However, it is a much more powerful language than this suggests, and in this lab we are
going to look at how it can be used to create a simple game.
Javascript is part of the C family of languages (alongside other big names such as C, C++,
Objective C, C# and Java) and shares a lot of its syntax with these other languages. The C
family of languages contain some of the most popular types of programming language,
representing over 50% of all programming activity according to the TIOBE index1.
Javascript is the most forgiving of all these languages, as it is weakly typed (does not care
about the type of variables), is prototype-based (you can define and declare new objects
at the same time), and supports a number of different programming paradigms (styles)
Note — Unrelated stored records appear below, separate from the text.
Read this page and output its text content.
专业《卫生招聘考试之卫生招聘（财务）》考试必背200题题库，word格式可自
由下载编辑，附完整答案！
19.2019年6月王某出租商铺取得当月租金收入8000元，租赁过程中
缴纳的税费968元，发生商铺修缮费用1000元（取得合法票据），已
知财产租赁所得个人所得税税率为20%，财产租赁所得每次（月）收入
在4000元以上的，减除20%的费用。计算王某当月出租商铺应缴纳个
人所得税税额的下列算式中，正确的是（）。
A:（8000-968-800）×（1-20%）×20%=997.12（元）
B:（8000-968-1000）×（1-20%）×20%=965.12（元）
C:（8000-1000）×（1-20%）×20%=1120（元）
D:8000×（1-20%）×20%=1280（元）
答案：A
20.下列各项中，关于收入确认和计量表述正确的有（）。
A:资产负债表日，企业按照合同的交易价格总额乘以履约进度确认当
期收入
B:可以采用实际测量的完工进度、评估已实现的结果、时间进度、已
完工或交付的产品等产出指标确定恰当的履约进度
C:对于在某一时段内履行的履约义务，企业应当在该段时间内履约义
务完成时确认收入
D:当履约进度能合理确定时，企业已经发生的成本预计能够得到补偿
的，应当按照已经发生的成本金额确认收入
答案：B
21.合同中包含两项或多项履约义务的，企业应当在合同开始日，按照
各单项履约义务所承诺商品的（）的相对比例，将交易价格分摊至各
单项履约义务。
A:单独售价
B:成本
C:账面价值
including procedural and object-oriented. It means you can get a lot done relatively
quickly.
Javascript is therefore a fun language to learn and experiment with. It also helps that it
requires no specialist tools (you can edit the files in any text editor, and run them in any
browser).
Introducing Snake
Today we are going to look at a simple web browser game written in Javascript. The game
is called Snake, and originates from arcade machines in the 1970s. It became well known
in the 1990s when it was bundled with some of the early Nokia phones. The game is
simple; you guide a snake around a grid. Food appears on the grid and when you collide
with it your snake grows and you gain points. However, if you collide with the walls or
with yourself the game ends. You can try a simple online version of the game here:
1 The TIOBE Programming Community index is an indicator of the popularity of
programming languages, based on the number of skilled engineers world-wide, courses
and third party vendors (www.tiobe.com).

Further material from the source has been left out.